Der ständige Wechsel von Nässe und Kälte schwächt die Kampfkraft der Soldaten enorm. Hinzu kommen die Temperaturschwankungen um den Gefrierpunkt, so Gressel. Dies sei für die Soldaten in den durchnässten Stellungen besonders schlimm. „Die gefrierende Nässe zieht in die Kleidung ein und sie frieren mehr, als wenn es minus 15 Grad hat.“

Oft müssen sich russische Soldaten darauf fokussieren, bei der Kälte am Leben zu bleiben, und können sich kaum auf die Verteidigung ihrer Stellungen konzentrieren.

Gustav Gressel,

Militärexperte beim European Council on Foreign Relations (ECFR)
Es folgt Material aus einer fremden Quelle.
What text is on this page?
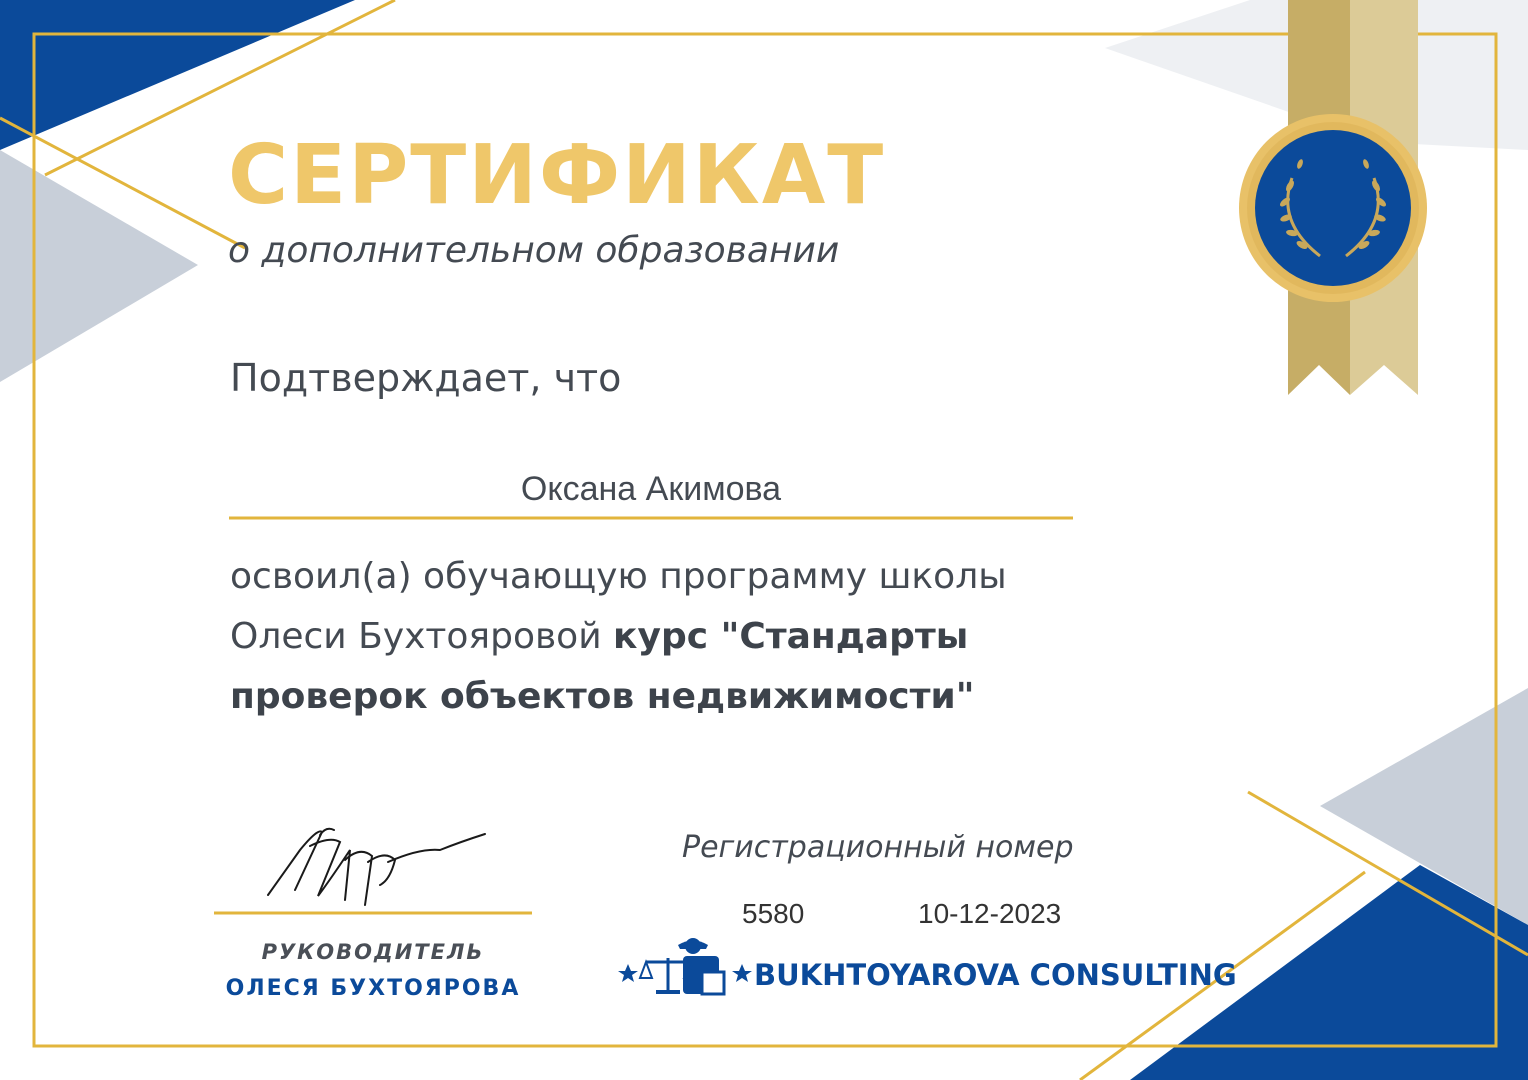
СЕРТИФИКАТ
о дополнительном образовании
Подтверждает, что
Оксана Акимова
освоил(а) обучающую программу школы
Олеси Бухтояровой курс "Стандарты
проверок объектов недвижимости"
Регистрационный номер
5580	10-12-2023
РУКОВОДИТЕЛЬ
ОЛЕСЯ БУХТОЯРОВА	BUKHTOYAROVA CONSULTING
Bei eisiger Kälte verharren die russischen Soldaten oft Stunden in kleinen Erdlöchern, ohne Handschuhe und gute Stiefel, vermehrt gibt es Berichte über sogenannte Grabenfüße. Diese gefürchtete Infektion entsteht, wenn die Füße über Tage in kalten, feuchten Socken und Stiefeln stecken. Schon im Ersten und Zweiten Weltkrieg litten viele Soldaten an Grabenfüßen, einige von ihnen starben.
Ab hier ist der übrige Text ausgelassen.